Discover Hawaii's skies

An aerial overview of the Imiloa Astronomy Center, with its three titanium-sheathed domes that represent the Mauna Kea and other volcanoes.
An aerial overview of the Imiloa Astronomy Center, with its three titanium-sheathed domes that represent the Mauna Kea and other volcanoes.Tim Wright / AP file
/ Source: The Associated Press

For visitors to Hawaii looking for something they can't see from the beach or the golf course, an unconventional museum and planetarium near the base of massive Mauna Kea volcano offers the story of the star-filled skies that guided discoverers to the Hawaiian Islands.

But the Imiloa Astronomy Center, which is designed to resemble the island's three tallest volcanoes, is about more than outer space. Imiloa also doubles as a cultural center, with Hawaiian-language translations displayed on every exhibit and a focus on islanders' history of exploration.

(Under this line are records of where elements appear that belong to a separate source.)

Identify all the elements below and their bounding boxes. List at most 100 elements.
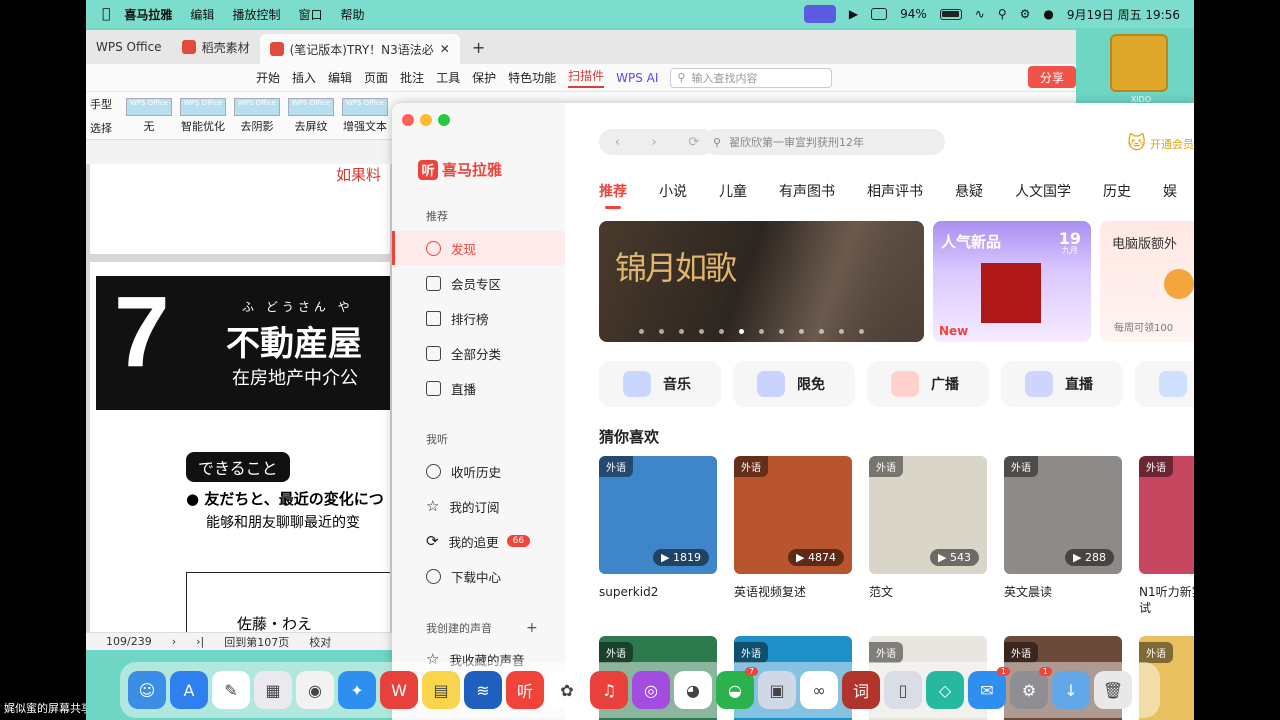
siri-icon[interactable]: ● [1043, 7, 1053, 21]
hero-banner[interactable]: 锦月如歌 [599, 221, 924, 342]
close-icon[interactable]: ✕ [440, 42, 450, 56]
ribbon-page[interactable]: 页面 [364, 69, 388, 86]
album-card[interactable]: 外语 ▶ 1819 superkid2 [599, 456, 717, 600]
app-store-icon[interactable]: A [170, 671, 208, 709]
goto-page-link[interactable]: 回到第107页 [224, 634, 289, 650]
wps-icon[interactable]: W [380, 671, 418, 709]
wifi-icon[interactable]: ∿ [975, 7, 985, 21]
menubar-datetime[interactable]: 9月19日 周五 19:56 [1067, 6, 1180, 23]
tool-remove-shadow[interactable]: WPS Office 去阴影 [234, 97, 280, 134]
category-tab[interactable]: 儿童 [719, 181, 747, 201]
banner-dot[interactable] [819, 329, 824, 334]
banner-dot[interactable] [679, 329, 684, 334]
ribbon-insert[interactable]: 插入 [292, 69, 316, 86]
share-button[interactable]: 分享 [1028, 66, 1076, 88]
control-center-icon[interactable]: ⚙ [1020, 7, 1031, 21]
new-releases-card[interactable]: 人气新品 19 九月 New [933, 221, 1091, 342]
reload-icon[interactable]: ⟳ [688, 135, 699, 150]
vip-button[interactable]: 🐱 开通会员 [1127, 133, 1194, 154]
ximalaya-logo[interactable]: 听喜马拉雅 [418, 159, 502, 180]
category-tab[interactable]: 推荐 [599, 181, 627, 209]
menu-app-name[interactable]: 喜马拉雅 [124, 6, 172, 23]
ximalaya-icon[interactable]: 听 [506, 671, 544, 709]
external-drive-icon[interactable]: XIDO [1110, 34, 1168, 104]
close-window-button[interactable] [402, 114, 414, 126]
album-card[interactable]: 外语 ▶ 543 范文 [869, 456, 987, 600]
album-card[interactable]: 外语 N1听力新实语能力考试 [1139, 456, 1194, 616]
last-page-icon[interactable]: ›| [196, 635, 204, 648]
ribbon-edit[interactable]: 编辑 [328, 69, 352, 86]
menu-edit[interactable]: 编辑 [190, 6, 214, 23]
avatar[interactable]: 🐱 [1127, 133, 1146, 154]
sidebar-item-following[interactable]: ⟳ 我的追更 66 [392, 524, 565, 558]
iphone-mirroring-icon[interactable]: ▯ [884, 671, 922, 709]
pc-gift-card[interactable]: 电脑版额外 每周可领100 [1100, 221, 1194, 342]
search-icon[interactable]: ⚲ [998, 7, 1007, 21]
select-tool[interactable]: 选择 [90, 120, 112, 136]
battery-icon[interactable] [939, 8, 962, 20]
banner-dot[interactable] [659, 329, 664, 334]
wps-cloud-icon[interactable]: ≋ [464, 671, 502, 709]
category-tab[interactable]: 小说 [659, 181, 687, 201]
menu-help[interactable]: 帮助 [340, 6, 364, 23]
tool-enhance-text[interactable]: WPS Office 增强文本 [342, 97, 388, 134]
photos-icon[interactable]: ✿ [548, 671, 586, 709]
system-settings-icon[interactable]: ⚙ 1 [1010, 667, 1052, 709]
banner-dot[interactable] [859, 329, 864, 334]
forward-icon[interactable]: › [652, 135, 657, 150]
quick-music[interactable]: 音乐 [599, 361, 721, 407]
banner-dot[interactable] [739, 329, 744, 334]
sidebar-section-created[interactable]: 我创建的声音 + [426, 620, 538, 636]
finder-icon[interactable]: ☺ [128, 671, 166, 709]
play-icon[interactable]: ▶ [849, 7, 858, 21]
tab-docer[interactable]: 稻壳素材 [172, 34, 260, 60]
ribbon-protect[interactable]: 保护 [472, 69, 496, 86]
banner-dot[interactable] [799, 329, 804, 334]
banner-dot[interactable] [759, 329, 764, 334]
ribbon-features[interactable]: 特色功能 [508, 69, 556, 86]
preview-icon[interactable]: ▣ [758, 671, 796, 709]
quick-live[interactable]: 直播 [1001, 361, 1123, 407]
chrome-icon[interactable]: ◉ [296, 671, 334, 709]
notes-icon[interactable]: ▤ [422, 671, 460, 709]
ribbon-annotate[interactable]: 批注 [400, 69, 424, 86]
chat-app-icon[interactable]: ◇ [926, 671, 964, 709]
menu-playback[interactable]: 播放控制 [232, 6, 280, 23]
baidu-netdisk-icon[interactable]: ∞ [800, 671, 838, 709]
category-tab[interactable]: 悬疑 [955, 181, 983, 201]
minimize-window-button[interactable] [420, 114, 432, 126]
album-card[interactable]: 外语 ▶ 4874 英语视频复述 [734, 456, 852, 600]
add-icon[interactable]: + [526, 620, 538, 636]
banner-pagination[interactable] [639, 329, 864, 334]
category-tab[interactable]: 相声评书 [867, 181, 923, 201]
zoom-window-button[interactable] [438, 114, 450, 126]
sidebar-item-live[interactable]: 直播 [392, 371, 565, 405]
netease-music-icon[interactable]: ♫ [590, 671, 628, 709]
qq-icon[interactable]: ◕ [674, 671, 712, 709]
search-input[interactable]: ⚲ 翟欣欣第一审宣判获刑12年 [703, 129, 945, 155]
display-icon[interactable] [871, 8, 888, 20]
sidebar-item-downloads[interactable]: 下载中心 [392, 559, 565, 593]
sidebar-item-subscriptions[interactable]: ☆ 我的订阅 [392, 489, 565, 523]
category-tab[interactable]: 娱 [1163, 181, 1177, 201]
banner-dot[interactable] [779, 329, 784, 334]
category-tab[interactable]: 人文国学 [1015, 181, 1071, 201]
quick-free[interactable]: 限免 [733, 361, 855, 407]
album-card[interactable]: 外语 ▶ 288 英文晨读 [1004, 456, 1122, 600]
page-indicator[interactable]: 109/239 [106, 635, 152, 648]
tool-none[interactable]: WPS Office 无 [126, 97, 172, 134]
sidebar-item-history[interactable]: 收听历史 [392, 454, 565, 488]
sidebar-item-categories[interactable]: 全部分类 [392, 336, 565, 370]
banner-dot[interactable] [639, 329, 644, 334]
banner-dot[interactable] [839, 329, 844, 334]
banner-dot[interactable] [699, 329, 704, 334]
tool-remove-moire[interactable]: WPS Office 去屏纹 [288, 97, 334, 134]
wps-ai-button[interactable]: WPS AI [616, 71, 658, 85]
banner-dot[interactable] [719, 329, 724, 334]
ribbon-tools[interactable]: 工具 [436, 69, 460, 86]
category-tab[interactable]: 有声图书 [779, 181, 835, 201]
sidebar-item-ranking[interactable]: 排行榜 [392, 301, 565, 335]
quick-radio[interactable]: 广播 [867, 361, 989, 407]
ribbon-scan[interactable]: 扫描件 [568, 67, 605, 88]
tab-wps-office[interactable]: WPS Office [86, 34, 172, 60]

Tours start with an indoor walk through a replica forest of koa trees until you reach a room dedicated to Mauna Kea, the 13,796-foot Big Island mountain. The room is filled with the sparkling stars that Polynesian voyagers used to navigate their way across the Pacific until they arrived in Hawaii. Native Hawaiian chants surround visitors as they learn about the sacred nature of the now-dormant volcano, which is the home of the snow goddess Poliahu.

Mauna Kea is also home to 13 giant telescopes that provide scientists with one of the clearest views into space of any place on earth. While there is a visitor's center on the mountain, the telescopes are off-limits to tourists.

But Imiloa makes the type of astronomy research that goes on atop Mauna Kea accessible to the general public.

Imiloa's emphasis on Hawaiian culture and history also provides a context for understanding the controversy over the mountaintop obervatories. Mauna Kea has long been a source of contention between international scientists and Hawaiians who oppose the telescopes on the summit, believing that the mountain is a holy place that should have been left untouched.

"It's not a secret that there's tension over Mauna Kea," said Kaiu Kimura, an experiences coordinator at Imiloa. "Historically, people have always had to say whether they're a cultural practitioner or a believer in science. We're trying to say that we're both."

In the museum's planetarium, the astronomy center's 22-minute signature film, "Maunakea: Between Earth and Sky," traces the journey of explorers aboard double-hulled canoes who used the stars to plot their course across the sea.

The movie tells of the births of stars and shows footage of underwater volcanoes, and it's followed by a brief star show on the planetarium's dome.

The exhibit hall brings the enormity of the skies to a comprehendible level.

A 3-D "Voyage through Space" video guides the viewer on a scientifically accurate trip through the solar system and galaxy, until you reach the edge of the universe.

Short movies tell of the origins of life, including both the Hawaiian creation chant and the big bang scientific theory that the universe began with a cosmic explosion 13 billion years ago.

You can look at yourself through an infrared camera, similar to those used in some of the telescopes on Mauna Kea. Another display shows how the mirrors of telescopes are used to see far beyond the boundaries of Earth's atmosphere.

In all, there are about 100 custom-designed exhibits in the center.

In one room, a plastic six-foot diameter globe hung from the ceiling is lit up with projection cameras using animated data from the National Oceanic and Atmospheric Administration.

The globe shows views including the weather patterns that created Hurricane Katrina, the city lights that can be seen from space and depictions of Earth's varying climates.

Nearby, another room features information on the ukulele and the rebirth of the Hawaiian language.

"Astronomy feeds the mind, and Hawaiian culture feeds the heart," said Peter Giles, executive director for the center. "Astronomy and Hawaiian culture have always belonged together."

The $28-million Imiloa museum, whose name means "to seek and explore," had 45,000 visitors in its inaugural year since opening in February 2006, but it hasn't caught on with tourists yet. Located on the University of Hawaii-Hilo campus, about 80 percent of its visitors are Hawaii residents.

So it still qualifies as a rare find, offering something beyond the beaches, luaus, golf courses or even nearby Hawaii Volcanoes National Park that lure most Big Island tourists.

"If you really want to understand how the volcanic islands were formed, and what the stories and genealogical history of the people are, and the role of the great star-readers, then you have to visit Imiloa," said Gloria Chun-Hoo, the museum's marketing manager. "You will reach another level of depth and understanding that you won't find anywhere else."

Imiloa was designed to resemble the landscape of the Big Island. Its structure is shaped with three titanium-clad cones to represent the three tallest of the five volcanoes that make up the island: Mauna Kea, Mauna Loa and Hualalai.

Outside, the largest native plant garden in the state displays more than 50 species that existed before the state was overrun by foreign breeds.

"This is what Hawaii used to look like. This is the true feeling of Hawaii's ecosystem," said Hokuao Pellegrino, the cultural landscape curator. "We want people to feel the Hawaiian culture, not just as something they read about."